We had treats galore! Also this year, we had an outdoor television viewing corner. The Carsons have a downstairs theatre in their home, so it's understandable that they would set up an outdoor entertainment center for this outdoor occasion, especially since the Razorbacks played - and won - this day, thank goodness.
My main dish was the chili con carne, but I was scared that a 6 quart Crockpot of chili would not be enough, so I made a backup pot of chicken chili. The recipe for that is the same, except I used chicken. I also added corn.
I was also worried that we wouldn't have enough hot dogs for the kids, so I also roasted some hoisin garlic chicken. We seem to eat a lot of chicken legs in the cul de sac. We joke with the Kims about it, but it's true - the kids will always eat these! To make the Hoisin Garlic Chicken, marinate the chicken in fish sauce or soy sauce with hoisin sauce and garlic. Really the fish sauce is a great brining agent that helps any meat stay tender and moist! Don't forget to add black pepper.

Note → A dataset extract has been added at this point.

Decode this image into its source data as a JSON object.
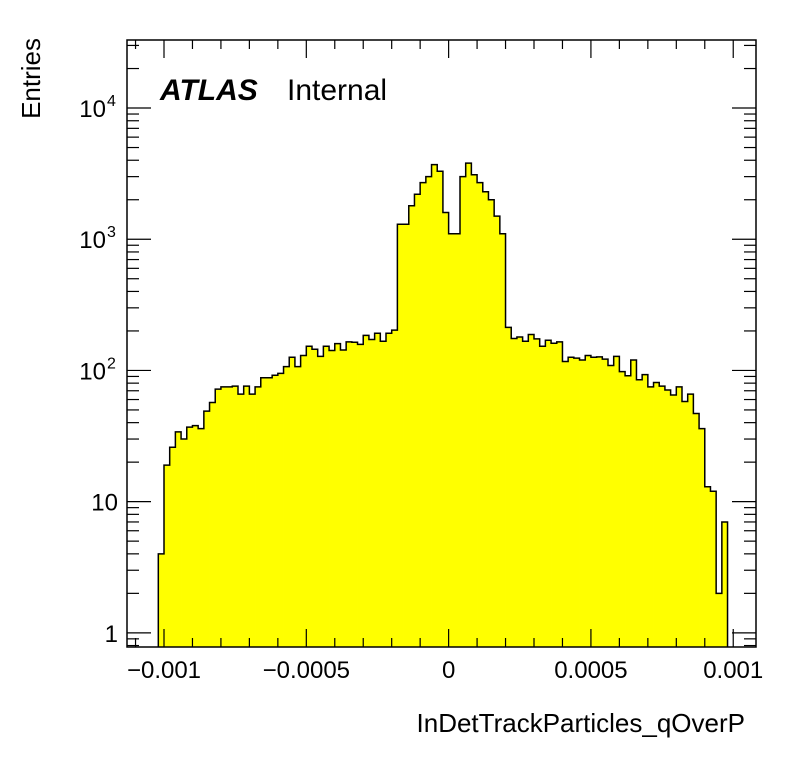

Preheat the oven to convection roast 400 degrees. When it's ready, put the chicken in for 20 minutes. I had 10 drumsticks. After 20 minutes, change the temperature to 325 degrees and cook another 30 minutes. Let rest about 15 minutes, then they're ready.
Since I bought a new crockpot (my first one since Jereme's mom bought me one back in 1999?), I was able to share 2 different items in a slow cooker this year. I thought the kids would enjoy some Italian style meatballs. I didn't have time to cook all day, so I got a bag of the Italian meatballs from Sams and put them in the slowcooker for 3 hours on high with 2 cans of Cream of Mushroom Soup with Roasted Garlic and a cup of chicken stock. They loved them!

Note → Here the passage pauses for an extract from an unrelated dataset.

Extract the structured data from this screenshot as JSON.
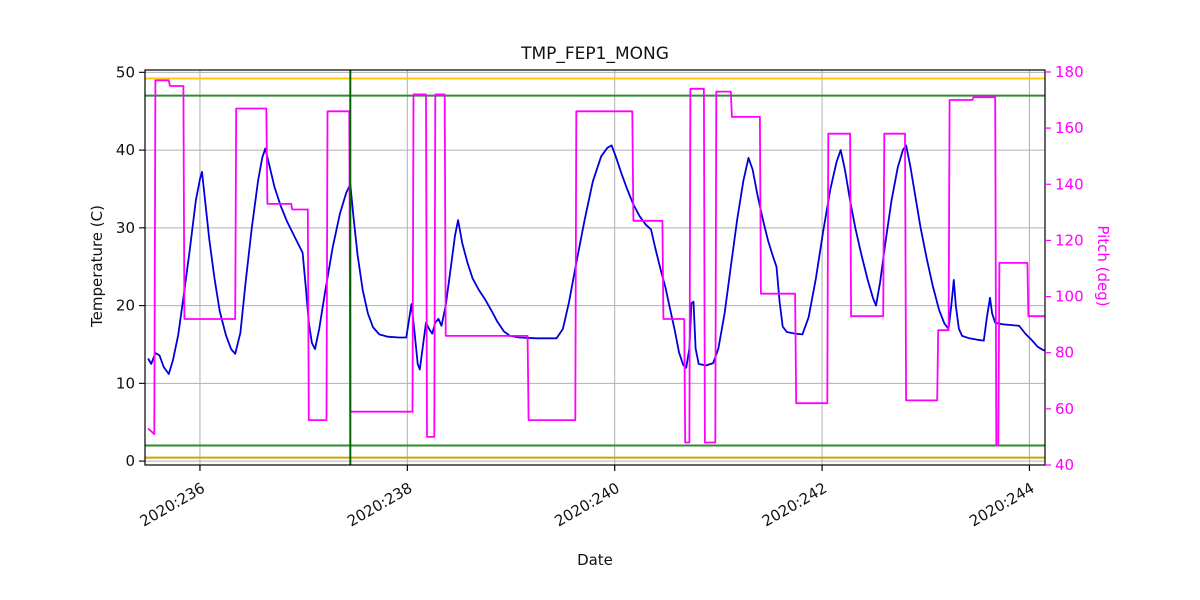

Thanks to my friend Matt at AKC Party Rentals for the awesome bouncey house!!! It's so much fun to jump in these things, no wonder the kids jump in them for hours and hours....while the grownups are inside cooking, cleaning, and paying the bills. If only I could jump carelessly all day in one of these things!
Chili Con Carne
- 2 Pounds of lean ground beef
- 2 Pounds of chuck roast, trimmed of fat and diced into bite sized pieces
- 2 Onions coursely chopped
- 5 Cloves of garlic
- 2 Packages Williams Chili packets (look for silver and black)
- 1 Can of roasted garlic diced tomatoes - Hunts has no high fructose corn syrup!
- 1 Can of Rotel Mexican diced tomatoes with lime and cilantro
- 1 Can of no salt added black beans, drained and rinsed
- 1 Cup of water
- 1 beef bouillon cube
- Beef stock
- Ground Cumin
- Cayenne Pepper
- Shredded cheddar
- Sour cream
- Diced onion, raw
- Brown the ground beef in a large dutch oven or braiser. Add a little salt and pepper. Drain off fat, then add to a 6 quart slow cooker. Brown the chuck roast cubes, drain off fat, and add to slow cooker. Continue to season in layers with salt and pepper.
- If needed, add more oil to the pan. Then, add onions and cook until tender. After about 10 minutes, add the finely chopped garlic cloves. Drain off fat and add to slow cooker.
- To the pan, add one cop of water. Bring up to a boil, while whisking the browned bits on the pan. When it boils, add the bouillon cube and stir to dissolve. Add to slow cooker.
- Next, add tomatoes, Rotel tomatoes, and black beans.
- Add more beef stock depending on the consistency that you like your chili.
- Heat on low with the lid on for 7 hours.
- Taste the chili, and if needed, add salt or more cumin and cayenne, depending on how spicy you like your chili.